The mixture of eukaryotic and bacterial features in transcription and translation mechanisms also prompts the interest of better understanding the transcription unit structure in archaea. Existing computational algorithms for operon predictions are tailored and validated largely with bacterial training data, which may not be well applicable to archaea. Previous studies on archaeal transcriptional and translational signals limited the analyzed region and focused only on a small portion of genes in a genome. We extended the search area and identified promoters and Shine-Dalgarno motifs in 46 archaeal genomes. Besides recognizing the general patterns of transcript structure in these genomes, the analyzed results revealed that the domination of leadered and leaderless transcripts are equally spread in Crenarchaeota and Euryarchaeota, the two main archaeal phyla. We also identified and experimentally verified internal promoters within upstream coding regions, and uncovered Shine-Dalgarno-less leadered transcripts in Pyrococcus furiosus. These findings suggest the complexity of archaeal transcription units and serve as a base for novel gene finding including the elusive Pyrobaculum RNase P, and permuted and recently split tRNAs in archaea.
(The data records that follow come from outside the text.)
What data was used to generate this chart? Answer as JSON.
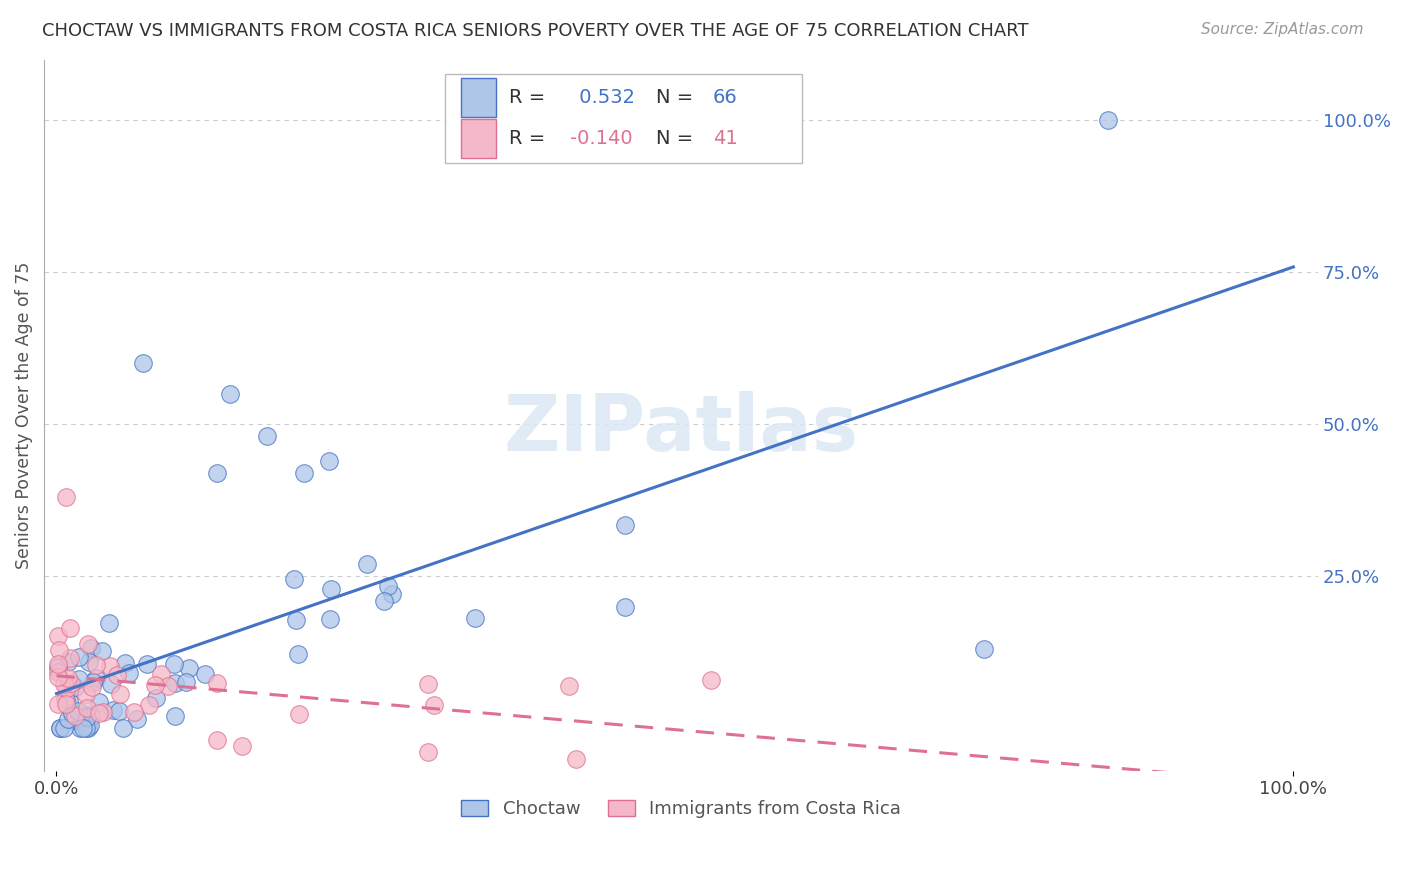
{
  "title": "CHOCTAW VS IMMIGRANTS FROM COSTA RICA SENIORS POVERTY OVER THE AGE OF 75 CORRELATION CHART",
  "source": "Source: ZipAtlas.com",
  "ylabel": "Seniors Poverty Over the Age of 75",
  "background_color": "#ffffff",
  "choctaw_color": "#aec6e8",
  "costarica_color": "#f4b8c8",
  "choctaw_line_color": "#4472c4",
  "costarica_line_color": "#e07090",
  "grid_color": "#cccccc",
  "R_choctaw": 0.532,
  "N_choctaw": 66,
  "R_costarica": -0.14,
  "N_costarica": 41,
  "watermark": "ZIPatlas",
  "legend_choctaw": "Choctaw",
  "legend_costarica": "Immigrants from Costa Rica",
  "ytick_color": "#4472c4",
  "ytick_labels": [
    "25.0%",
    "50.0%",
    "75.0%",
    "100.0%"
  ],
  "ytick_vals": [
    0.25,
    0.5,
    0.75,
    1.0
  ]
}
Hyperthermophilic crenarchaea in the genus Pyrobaculum are notable for respiratory versatility, but relatively little is known about the genetics or regulation of crenarchaeal respiratory pathways. We measured global gene expression in Pyrobaculum aerophilum cultured with oxygen, nitrate, arsenate and ferric iron as terminal electron acceptors to identify transcriptional patterns that differentiate these pathways. We also compared genome sequences for four closely related species with diverse respiratory characteristics (Pyrobaculum arsenaticum, Pyrobaculum calidifontis, Pyrobaculum islandicum, and Thermoproteus neutrophilus) to identify genes associated with different respiratory capabilities. Specific patterns of gene expression in P. aerophilum were associated with aerobic respiration, nitrate respiration, arsenate respiration, and anoxia. Functional predictions based on these patterns include separate cytochrome oxidases for aerobic growth and oxygen scavenging, a nitric oxide-responsive transcriptional regulator, a multicopper oxidase involved in denitrification, and an archaeal arsenate respiratory reductase. We were unable to identify specific genes for iron respiration, but P. aerophilum exhibited repressive transcriptional responses to iron remarkably similar to those controlled by the ferric uptake regulator in bacteria. Together, these analyses present a genome-scale view of crenarchaeal respiratory flexibility and support a large number of functional and regulatory predictions for further investigation.